Arthur se siente perdido en el delirio, cuando separa los labios y se le queda una pequeña tira de piel blanca en ellos; se lo mete a la boca y se lo pasa por entre los dientes, lo mastica con lentitud, arrebatado en el sabor riquísimo por el cual sería capaz de sucumbir al segundo mandamiento. Mientras, Francis grita. Y grita sin rastros de estar disfrutando.

—¡Serás bruto, me has lastimado! —Y se señala el pedacito de piel que ya no está, antes de tapárselo con una mano y estremecerse debido al ardor causado por el contacto de su mano mojada con la herida abierta—. Siempre tienes que morder tan duro… no soy sólo un pedazo de carne, ¿sabes?

—A mí me parece que no —Arthur se ríe y Francis le apesta que es un loco, en el fondo desconcertado por el cambio de actitud de su amante más eficiente en la actualidad—. Vamos, Francis, me diste permiso para comerte entero.

—¿Qué?

—¿Te gusto?

—Sí, pero eso no te da derecho a lastimarme.

—No, no, no te lastimo —Francis se ha levantado de la tina, sale de ella sin importarle que inunde el piso con el agua que le chorrea por el cuerpo.

—Fue de mal gusto.

—Pero si fue exquisito.

—Por dios, estás peor que los necrófilos.

—A mí me parece que no.

Arthur se acerca a Francis, con el movimiento de un depredador experimentado, lo acorrala como haría un lobo con la oveja desafortunada, y vuelve a hincar la piel en la carne. Delicioso, delicioso, delicioso, delicioso, delicioso…

—¡Auch, ya, para, para!

—No, no, es muy pronto —le dice Arthur, después de masticar otro pequeño trozo—, y además no he arrancado nada que no se pueda regenerar.

—¡Ese no es el punto!

—Shh, cállate, podría caerme mal la comida si sigues incordiando. —Francis va a volver a protestar, pero Arthur lo besa y en medio de ese beso procura darle parte de su carne. Francis la traga con lentitud, sin otra alternativa que obedecerlo—. Además, ya sabes que detesto dejar comida en el plato.
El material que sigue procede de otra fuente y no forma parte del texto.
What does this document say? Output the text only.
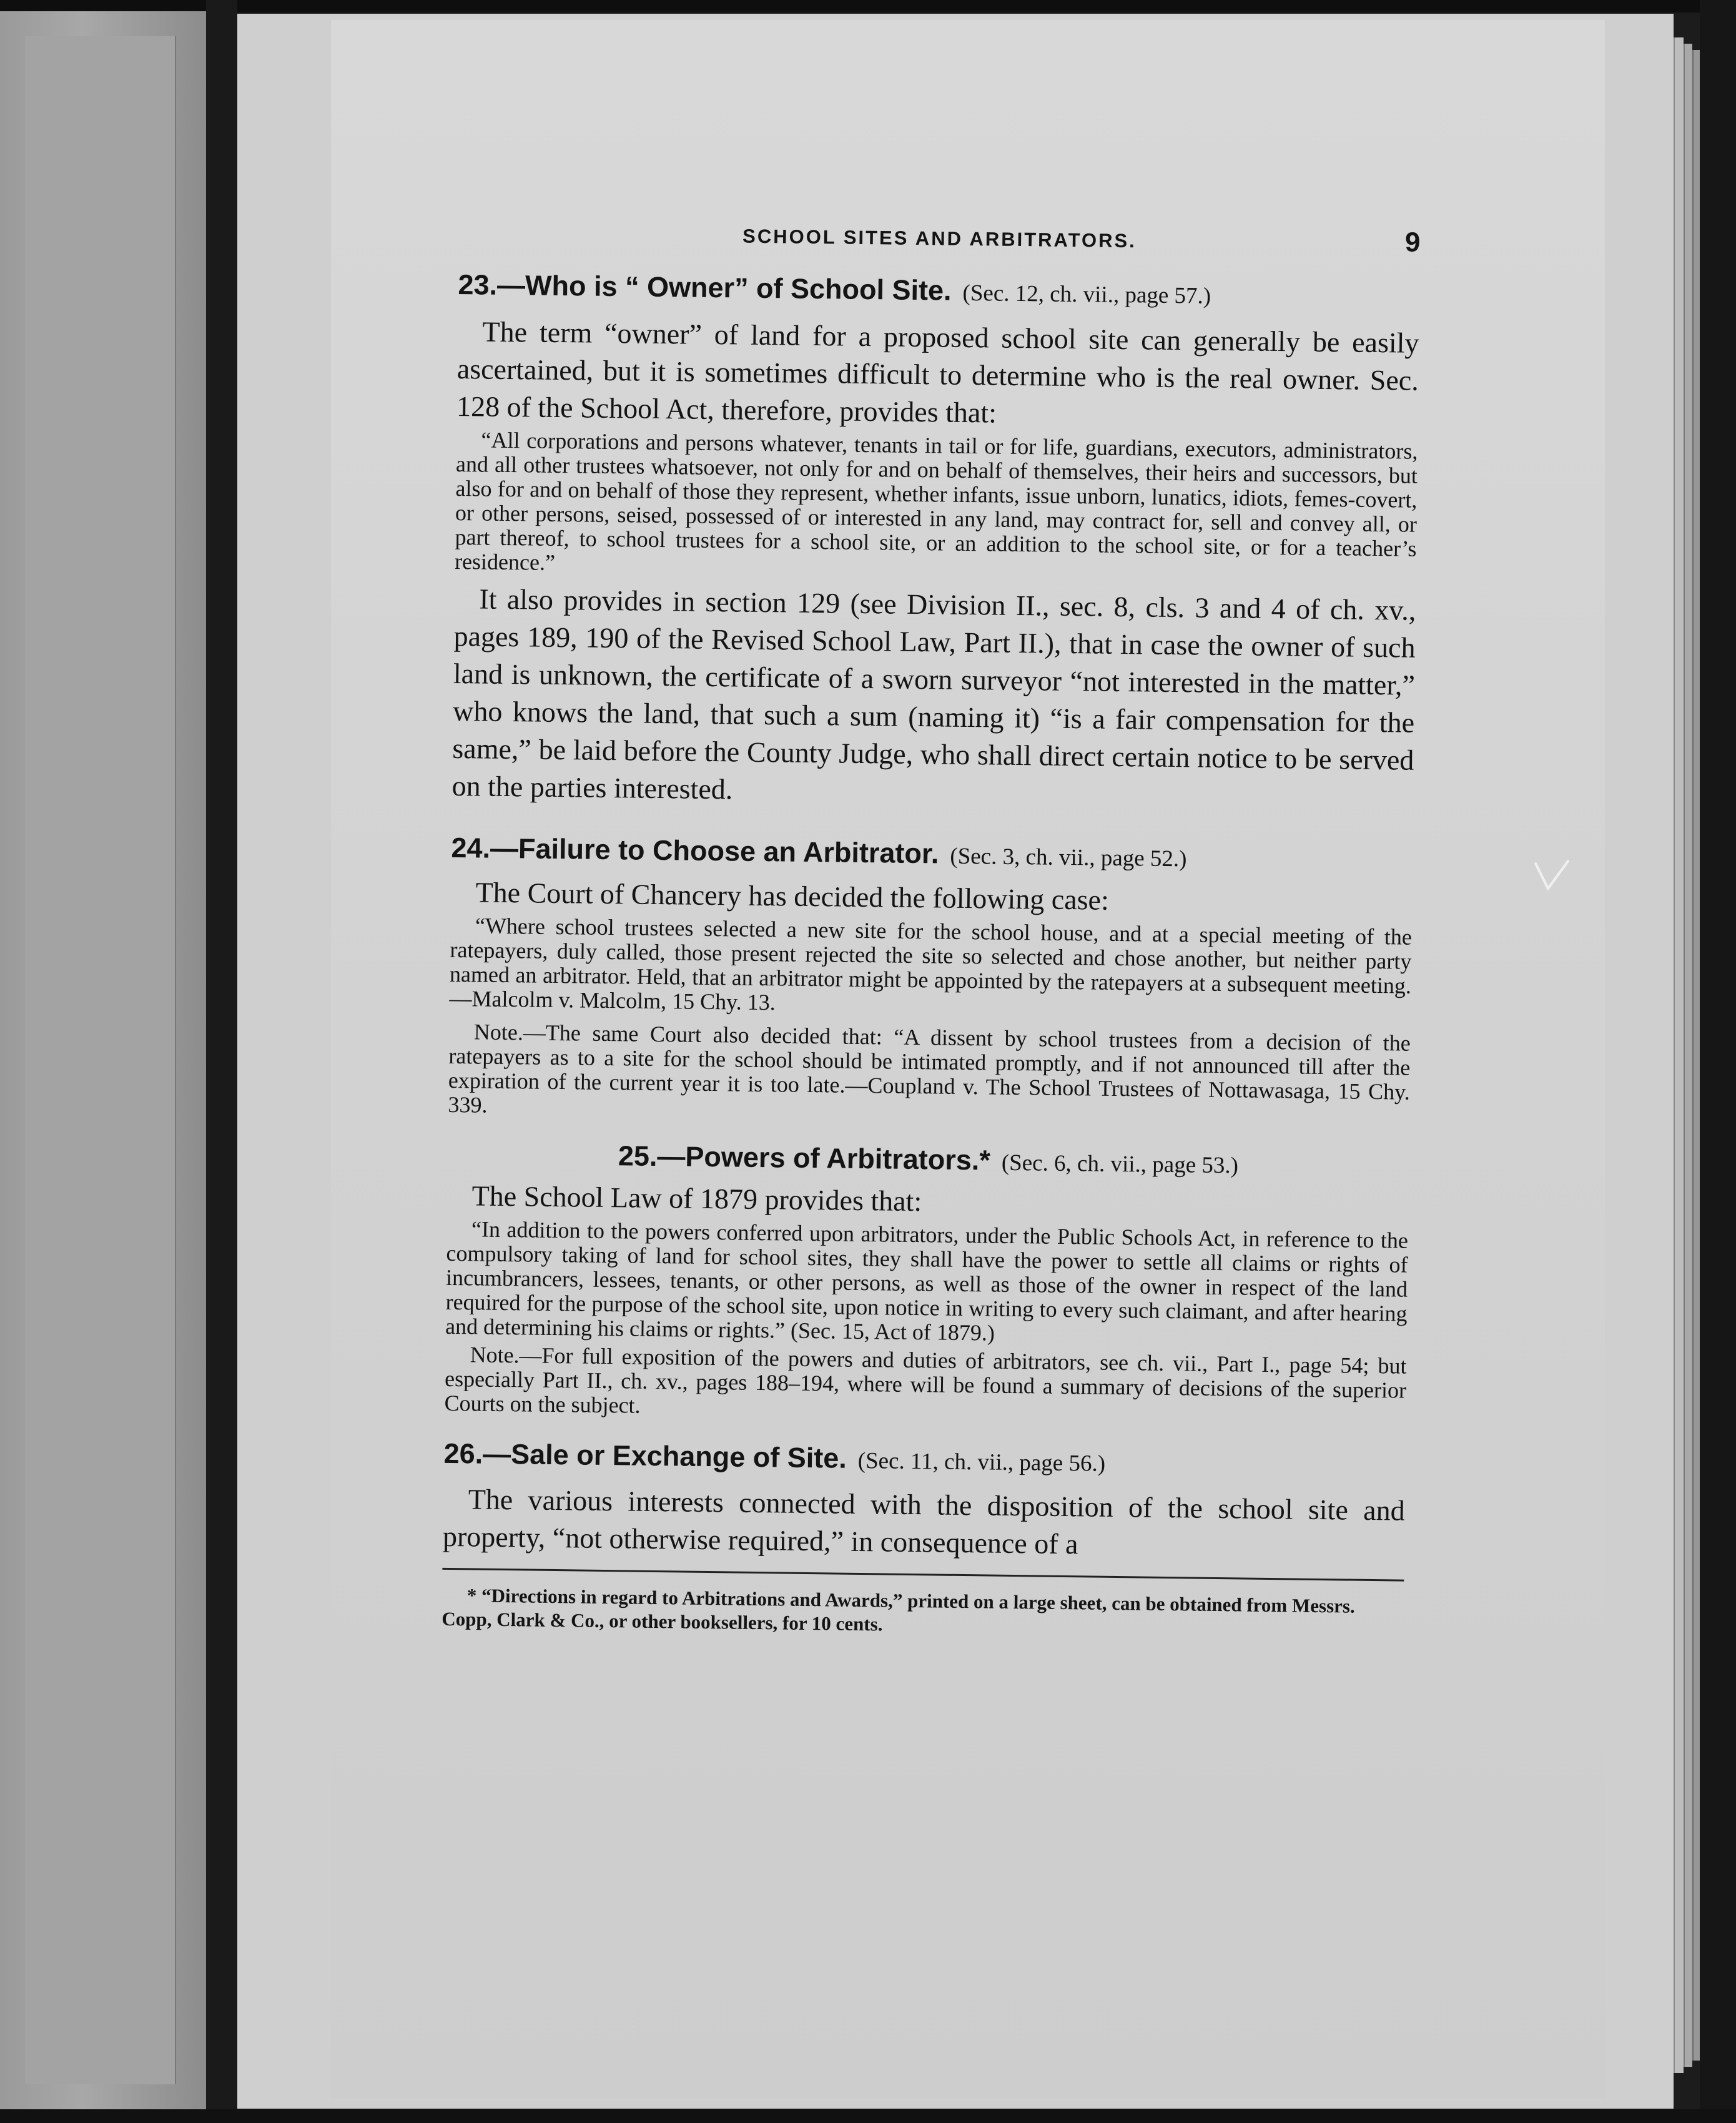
SCHOOL SITES AND ARBITRATORS.	9

23.—Who is “ Owner” of School Site. (Sec. 12, ch. vii., page 57.)

The term “owner” of land for a proposed school site can generally be easily ascertained, but it is sometimes difficult to determine who is the real owner. Sec. 128 of the School Act, therefore, provides that:

“All corporations and persons whatever, tenants in tail or for life, guardians, executors, administrators, and all other trustees whatsoever, not only for and on behalf of themselves, their heirs and successors, but also for and on behalf of those they represent, whether infants, issue unborn, lunatics, idiots, femes-covert, or other persons, seised, possessed of or interested in any land, may contract for, sell and convey all, or part thereof, to school trustees for a school site, or an addition to the school site, or for a teacher’s residence.”

It also provides in section 129 (see Division II., sec. 8, cls. 3 and 4 of ch. xv., pages 189, 190 of the Revised School Law, Part II.), that in case the owner of such land is unknown, the certificate of a sworn surveyor “not interested in the matter,” who knows the land, that such a sum (naming it) “is a fair compensation for the same,” be laid before the County Judge, who shall direct certain notice to be served on the parties interested.

24.—Failure to Choose an Arbitrator. (Sec. 3, ch. vii., page 52.)

The Court of Chancery has decided the following case:

“Where school trustees selected a new site for the school house, and at a special meeting of the ratepayers, duly called, those present rejected the site so selected and chose another, but neither party named an arbitrator. Held, that an arbitrator might be appointed by the ratepayers at a subsequent meeting.—Malcolm v. Malcolm, 15 Chy. 13.

Note.—The same Court also decided that: “A dissent by school trustees from a decision of the ratepayers as to a site for the school should be intimated promptly, and if not announced till after the expiration of the current year it is too late.—Coupland v. The School Trustees of Nottawasaga, 15 Chy. 339.

25.—Powers of Arbitrators.* (Sec. 6, ch. vii., page 53.)

The School Law of 1879 provides that:

“In addition to the powers conferred upon arbitrators, under the Public Schools Act, in reference to the compulsory taking of land for school sites, they shall have the power to settle all claims or rights of incumbrancers, lessees, tenants, or other persons, as well as those of the owner in respect of the land required for the purpose of the school site, upon notice in writing to every such claimant, and after hearing and determining his claims or rights.” (Sec. 15, Act of 1879.)

Note.—For full exposition of the powers and duties of arbitrators, see ch. vii., Part I., page 54; but especially Part II., ch. xv., pages 188–194, where will be found a summary of decisions of the superior Courts on the subject.

26.—Sale or Exchange of Site. (Sec. 11, ch. vii., page 56.)

The various interests connected with the disposition of the school site and property, “not otherwise required,” in consequence of a

* “Directions in regard to Arbitrations and Awards,” printed on a large sheet, can be obtained from Messrs. Copp, Clark & Co., or other booksellers, for 10 cents.
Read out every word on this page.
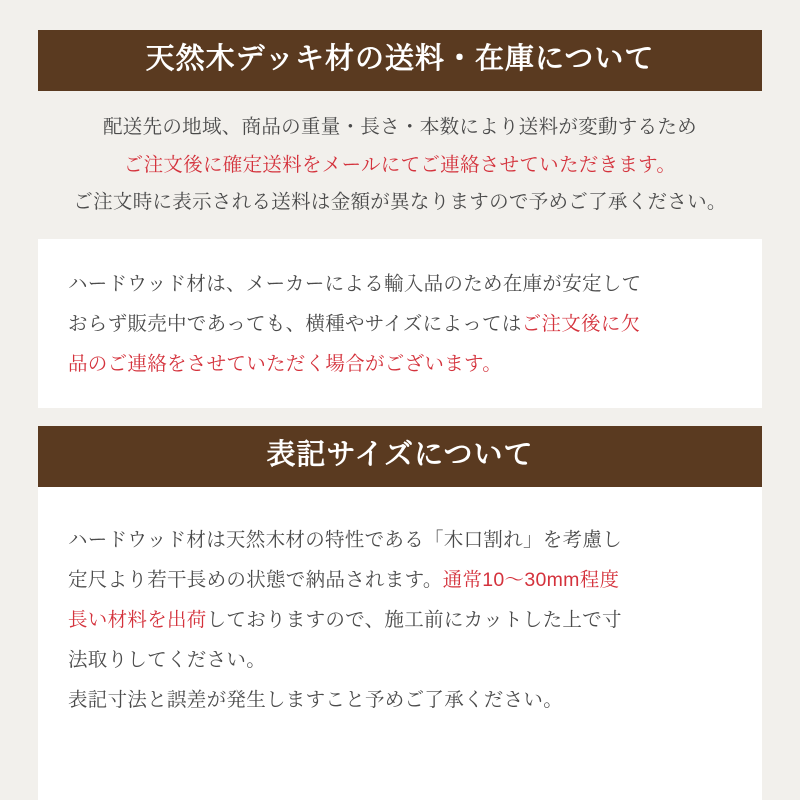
天然木デッキ材の送料・在庫について
配送先の地域、商品の重量・長さ・本数により送料が変動するため
ご注文後に確定送料をメールにてご連絡させていただきます。
ご注文時に表示される送料は金額が異なりますので予めご了承ください。

ハードウッド材は、メーカーによる輸入品のため在庫が安定して

おらず販売中であっても、横種やサイズによってはご注文後に欠

品のご連絡をさせていただく場合がございます。

表記サイズについて

ハードウッド材は天然木材の特性である「木口割れ」を考慮し

定尺より若干長めの状態で納品されます。通常10〜30mm程度

長い材料を出荷しておりますので、施工前にカットした上で寸

法取りしてください。

表記寸法と誤差が発生しますこと予めご了承ください。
Arthur vuelve a morderle. Algo que también le gusta de Francis es lo rápido que se acostumbra a sus gustos tan diferentes de la media; otra persona ya hubiera entrado en pánico, en cambio, Francis pareciera que aprende a disfrutarlo poco a poco. Y es que Arthur aún no está al tanto de las extrañas filias que ha experimentado Francis desde que perdió su virginidad hace mucho, mucho tiempo y que, antes de aceptar salir con él, Francis ya se había hecho a la idea de que con un inglés lo menos que se podía esperar era tener sexo normal.

Y colorín colorado, este entremés se ha acabado.